Rectifying all of that is going to take time and need serious funds - and, even then there is no guarantee the west coast can sustain another mid-sized multi-purpose venue. Now, had it been in Edinburgh …
The common sense approach for the new owners would be to let Clan crack on with plans for the 2021-22 season while finalising its own plans for the entire complex.
It’s most pressing issue won’t be the arena - it could simply close the doors and leave it mothballed - but that of the shopping centre post COVID, and re-shaping it to meet a very different retail world, and then assess what it wants, and needs, from the leisure industry via its arena.

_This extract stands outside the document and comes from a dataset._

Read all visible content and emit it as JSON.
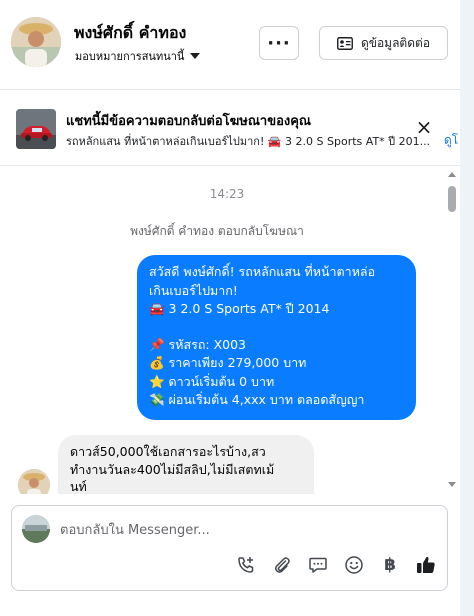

Clan are also one of several bidders, so there is a lot to untangle, and in a very short space of time if the club is to continue in its home.
Clan’s update this week was as clear as it could be given that background, and the club made a strong case for operating the arena while also hinting strongly that much of the work on improving the venue is already in hand.
But it’s immediate fate is out of its hands, and that is never a comfortable position for any sports club to be in.
With season ticket sales and head coach recruitment on hold, the club may have to look for a Plan B if it cannot operate out of Braehead.
A year on the road would be incredibly tough. It takes huge levels of commitment to keep the wheels going- on and off the ice while enduring a nomadic experience, but it is do-able.
Clan have ruled out such a move for now, but it has to be a possible fall-back position in the very short-term.
Hockey clubs across the UK HAVE experience of being rootless and homeless, and gone on to thrive with renewed energies on their return home.
If Clan can get through this challenge, they could emerge on the cusp of a new era. The parallels with Cardiff Devils are there for all to see; and a similar dynamic here would re-align Scottish ice hockey.
The club’s goals - arena, ownership, a major player on the European scene, not just UK, competing every season for silverware - are ambitious and have ‘long term’ written large through them.
In that respect, this summer could be a game changer. Exciting times, but also precarious times.
Getting everyone safely across the bridge is the immediate challenge.
Everyone in the sport wants Clan to win this big match.